The future treaty, a binding legal instrument, will be important for the protection and preservation of marine biodiversity in international waters, which cover almost half the planet and are home to hundreds of thousands of species.

It will enable marine protected areas to be created on the high seas and thus meet the target of protecting 30% of land and ocean by 2030.

This 30% target would be a first step towards protecting 50% of natural areas, which scientific studies have shown is necessary to counteract the loss of biodiversity and contribute to regulating the climate.

Furthermore, the treaty will also lead to environmental impact assessments of proposed activities on the high seas and the transfer of marine knowledge and technology to less developed countries. Located beyond the jurisdiction of individual states, the high seas belong to no one, but are the responsibility of all.  The stakes are high.

Maintaining a healthy ocean is essential for the climate, the water cycle and maintaining biodiversity. Yet the high seas are suffering from the growing impact of human activities such as maritime transport, the laying of undersea cables and fishing, at a time when they are being weakened by global warming.

The agreement should enable the creation of marine protected areas, the study of the impact of human activities on the environment and the strengthening of knowledge and technology transfer to developing countries, as well as the sharing of benefits linked to the exploitation of genetic resources.

So what is the high seas and why preserve them?

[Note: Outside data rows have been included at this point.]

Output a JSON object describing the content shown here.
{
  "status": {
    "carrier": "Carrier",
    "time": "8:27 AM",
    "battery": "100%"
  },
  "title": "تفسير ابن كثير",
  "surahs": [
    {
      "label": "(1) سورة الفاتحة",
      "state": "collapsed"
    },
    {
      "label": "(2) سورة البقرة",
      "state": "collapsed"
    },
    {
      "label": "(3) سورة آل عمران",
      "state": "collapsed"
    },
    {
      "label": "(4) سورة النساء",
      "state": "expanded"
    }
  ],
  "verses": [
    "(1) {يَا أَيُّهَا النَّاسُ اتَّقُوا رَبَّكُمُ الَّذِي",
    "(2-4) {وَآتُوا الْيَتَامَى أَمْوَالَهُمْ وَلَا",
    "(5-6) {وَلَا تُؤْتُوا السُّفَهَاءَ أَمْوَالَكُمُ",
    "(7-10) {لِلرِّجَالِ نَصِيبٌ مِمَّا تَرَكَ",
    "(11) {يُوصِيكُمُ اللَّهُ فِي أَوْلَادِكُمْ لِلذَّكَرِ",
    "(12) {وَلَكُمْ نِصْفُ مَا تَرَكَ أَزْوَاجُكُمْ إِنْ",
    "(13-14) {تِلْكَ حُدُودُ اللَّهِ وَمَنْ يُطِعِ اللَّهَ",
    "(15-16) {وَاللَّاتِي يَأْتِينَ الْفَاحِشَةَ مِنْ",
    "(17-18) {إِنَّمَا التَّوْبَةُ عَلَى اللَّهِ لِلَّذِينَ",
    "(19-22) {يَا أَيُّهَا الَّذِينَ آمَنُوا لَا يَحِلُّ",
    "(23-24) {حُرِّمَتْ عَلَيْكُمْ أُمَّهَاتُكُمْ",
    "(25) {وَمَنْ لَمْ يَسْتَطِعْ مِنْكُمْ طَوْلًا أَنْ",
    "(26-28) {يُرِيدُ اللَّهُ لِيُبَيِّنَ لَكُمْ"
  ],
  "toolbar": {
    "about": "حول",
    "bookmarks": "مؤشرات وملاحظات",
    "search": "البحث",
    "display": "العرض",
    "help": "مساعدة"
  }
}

  • The high seas, also known as international waters, stretch 370 km from the coast, beyond the EEZs (exclusive economic zones), which are governed by the coastal states.
  • It represents 65% of the surface of the world's ocean and 90% of its volume.
  • It takes up 50% of the planet's surface.
  • Every second breath we take is thanks to the oxygen produced by oceanic plant plankton.
  • The ocean has absorbed between 25% and 30% of the CO₂ and 90% of the heat emitted into the atmosphere from human activities. By absorbing and storing the main greenhouse gas, the ocean plays a fundamental role in regulating the climate.

Who owns the marine resources of the high seas?

  • The particularity of the high seas is that they belong to no one and therefore, are the responsibility of everyone.
  • Only the exploitation of the seabed and subsoil - called the Area - is regulated by the International Seabed Authority, which regulates prospecting and mining.
  • The living resources found in the water column represent an enormous potential, even if they are not yet fully researched, particularly in the field of biotechnology with new molecules for pharmaceutical or cosmetic applications.